Our plans were to climb up the valley to Maligne Lake, take advantage of the kindly sun to secure a few pictures, and then make our way back to last night's camp and down the valley to Medicine Lake. East of Medicine Lake we had heard of a wonderful little body of water called Jack Lake, famous not so much because of its beauty as for the extraordinary abundance of its trout.
A ride of an hour or so, up and down hill, through fallen timber, muskeg and acres of boulders, with finally a most delightful gallop through a piece of virgin timber, brought us unexpectedly out on to a point of land overlooking Maligne Lake. We had read Mrs. Schäffer's enthusiastic description of the lake, but were hardly prepared for the perfectly glorious sight that lay before us: a lake of the most exquisite blue, mirroring on one side a high ridge clothed to the water's edge in dark green timber, and on the other a noble range of mountains climbing up and up in graceful towers and pinnacles sharply outlined against a cloudless sky. Beside us was an ideal camping ground, and then and there we vowed to come back to this spot some day, with several weeks to the good, and really make the acquaintance of Maligne Lake, if one must call anything so gracious and beautiful by such an inappropriate name.
Among the trees by the lake side we caught a glimpse of a tent, but the owner was nowhere in sight. We afterwards learned that he was one of the forest rangers, who rejoiced in the picturesque name of Arizona Pete.
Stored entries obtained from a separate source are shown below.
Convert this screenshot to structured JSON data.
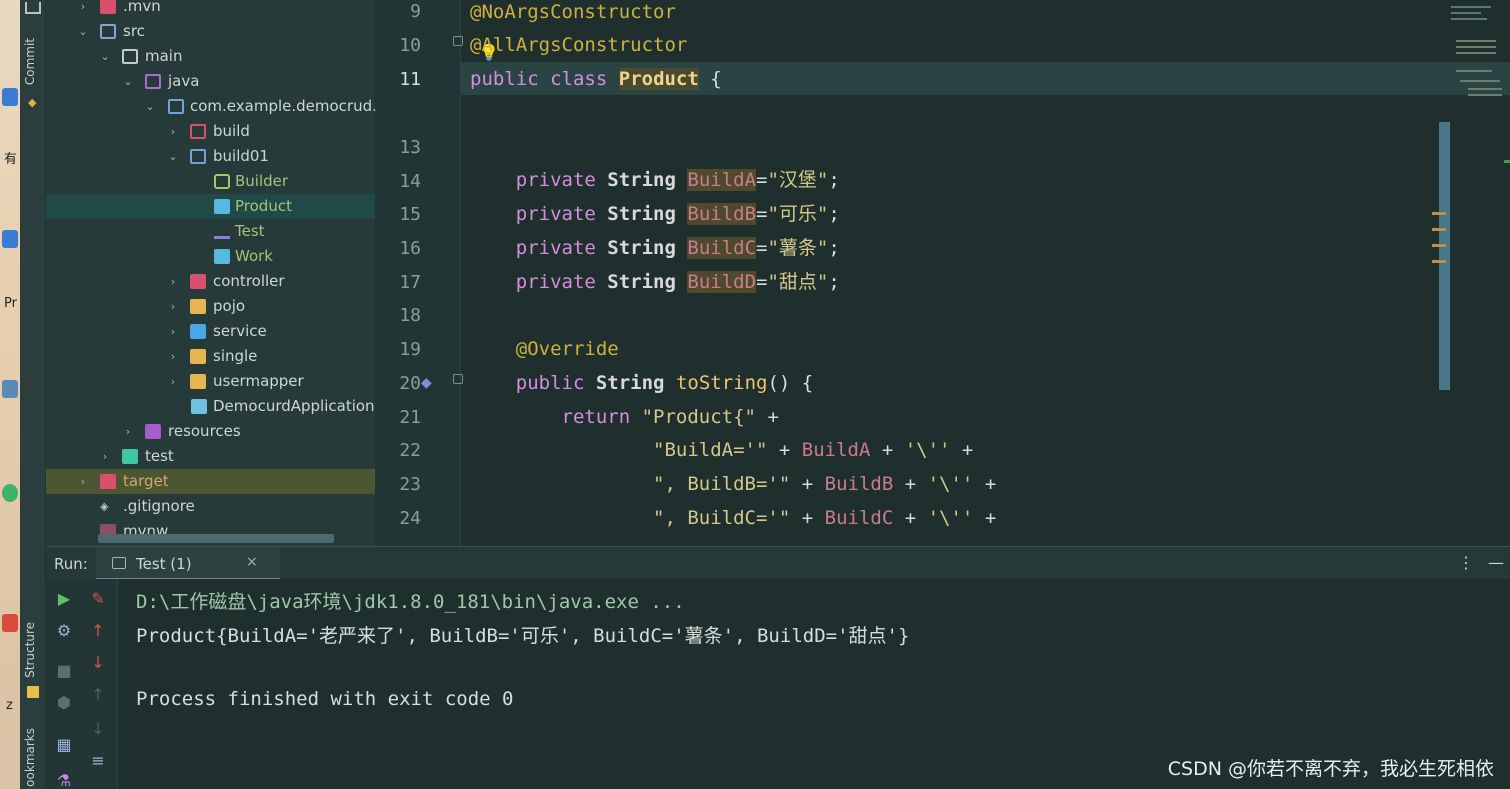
{
  "sidebar_tabs": {
    "commit": "Commit",
    "structure": "Structure",
    "bookmarks": "ookmarks"
  },
  "desktop_fragments": {
    "a": "有",
    "b": "Pr",
    "c": "z"
  },
  "project_tree": {
    "items": [
      {
        "label": ".mvn",
        "depth": 0,
        "arrow": "›",
        "icon": "folder-pink"
      },
      {
        "label": "src",
        "depth": 0,
        "arrow": "⌄",
        "icon": "folder-src"
      },
      {
        "label": "main",
        "depth": 1,
        "arrow": "⌄",
        "icon": "folder"
      },
      {
        "label": "java",
        "depth": 2,
        "arrow": "⌄",
        "icon": "folder-java"
      },
      {
        "label": "com.example.democrud.democurd",
        "depth": 3,
        "arrow": "⌄",
        "icon": "package"
      },
      {
        "label": "build",
        "depth": 4,
        "arrow": "›",
        "icon": "package-pink"
      },
      {
        "label": "build01",
        "depth": 4,
        "arrow": "⌄",
        "icon": "package"
      },
      {
        "label": "Builder",
        "depth": 5,
        "arrow": "",
        "icon": "interface-icon"
      },
      {
        "label": "Product",
        "depth": 5,
        "arrow": "",
        "icon": "class-icon"
      },
      {
        "label": "Test",
        "depth": 5,
        "arrow": "",
        "icon": "test-icon"
      },
      {
        "label": "Work",
        "depth": 5,
        "arrow": "",
        "icon": "class-icon"
      },
      {
        "label": "controller",
        "depth": 4,
        "arrow": "›",
        "icon": "folder-controller"
      },
      {
        "label": "pojo",
        "depth": 4,
        "arrow": "›",
        "icon": "folder-yellow"
      },
      {
        "label": "service",
        "depth": 4,
        "arrow": "›",
        "icon": "folder-service"
      },
      {
        "label": "single",
        "depth": 4,
        "arrow": "›",
        "icon": "folder-yellow"
      },
      {
        "label": "usermapper",
        "depth": 4,
        "arrow": "›",
        "icon": "folder-yellow"
      },
      {
        "label": "DemocurdApplication",
        "depth": 4,
        "arrow": "",
        "icon": "springboot-icon"
      },
      {
        "label": "resources",
        "depth": 2,
        "arrow": "›",
        "icon": "folder-resources"
      },
      {
        "label": "test",
        "depth": 1,
        "arrow": "›",
        "icon": "folder-test"
      },
      {
        "label": "target",
        "depth": 0,
        "arrow": "›",
        "icon": "folder-target"
      },
      {
        "label": ".gitignore",
        "depth": 0,
        "arrow": "",
        "icon": "git-icon"
      },
      {
        "label": "mvnw",
        "depth": 0,
        "arrow": "",
        "icon": "file-icon"
      }
    ],
    "selected": "Product",
    "highlighted": "target"
  },
  "editor": {
    "line_numbers": [
      "9",
      "10",
      "11",
      "",
      "13",
      "14",
      "15",
      "16",
      "17",
      "18",
      "19",
      "20",
      "21",
      "22",
      "23",
      "24"
    ],
    "current_line": "11",
    "lines": {
      "l9": "@NoArgsConstructor",
      "l10": "@AllArgsConstructor",
      "l11_kw1": "public",
      "l11_kw2": "class",
      "l11_name": "Product",
      "l11_rest": " {",
      "priv": "private",
      "str": "String",
      "fA": "BuildA",
      "vA": "\"汉堡\"",
      "fB": "BuildB",
      "vB": "\"可乐\"",
      "fC": "BuildC",
      "vC": "\"薯条\"",
      "fD": "BuildD",
      "vD": "\"甜点\"",
      "l19": "@Override",
      "l20_kw": "public",
      "l20_type": "String",
      "l20_fn": "toString",
      "l20_rest": "() {",
      "l21_kw": "return",
      "l21_str": "\"Product{\"",
      "l21_rest": " +",
      "l22_str": "\"BuildA='\"",
      "l22_field": "BuildA",
      "l22_end": "'\\''",
      "l23_str": "\", BuildB='\"",
      "l23_field": "BuildB",
      "l24_str": "\", BuildC='\"",
      "l24_field": "BuildC",
      "plus": " + ",
      "plus_end": " +"
    }
  },
  "run_panel": {
    "label": "Run:",
    "tab_label": "Test (1)",
    "close": "×",
    "menu": "⋮",
    "minimize": "—",
    "console": [
      "D:\\工作磁盘\\java环境\\jdk1.8.0_181\\bin\\java.exe ...",
      "Product{BuildA='老严来了', BuildB='可乐', BuildC='薯条', BuildD='甜点'}",
      "",
      "Process finished with exit code 0"
    ]
  },
  "watermark": "CSDN @你若不离不弃，我必生死相依",
  "colors": {
    "background": "#1e2f2e",
    "keyword": "#d58de0",
    "annotation": "#cdb13e",
    "field": "#c97b8e",
    "string": "#d5c689",
    "console_path": "#9fc7a9"
  }
}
How Arizona Pete had wandered so far from the land of alkali plains and canyons no one seemed to know, but it was apparent that he had accumulated in his travels a fund of hair-raising stories of which Pete was the hero. If one heard of a riotously impossible exploit, and it was not attributed to that mythical hero of the northwest, Paul Bunion, one knew at once that it must be one of the adventures of Arizona Pete.
Turning our backs most reluctantly on Maligne Lake, we rode back to our deserted camp, and north toward Medicine Lake following what by courtesy was called a trail but was actually nothing but a few blazes pointing the way through a perfect wilderness of fallen timber. How the ponies, with all their marvellous intelligence and matchless endurance dragged themselves and us through the miles of hopelessly tangled logs that covered ridge and valley nearly every foot of the way to Medicine Lake, none of us could ever understand. However, we did at last reach the mouth of the river where it emptied into the lake.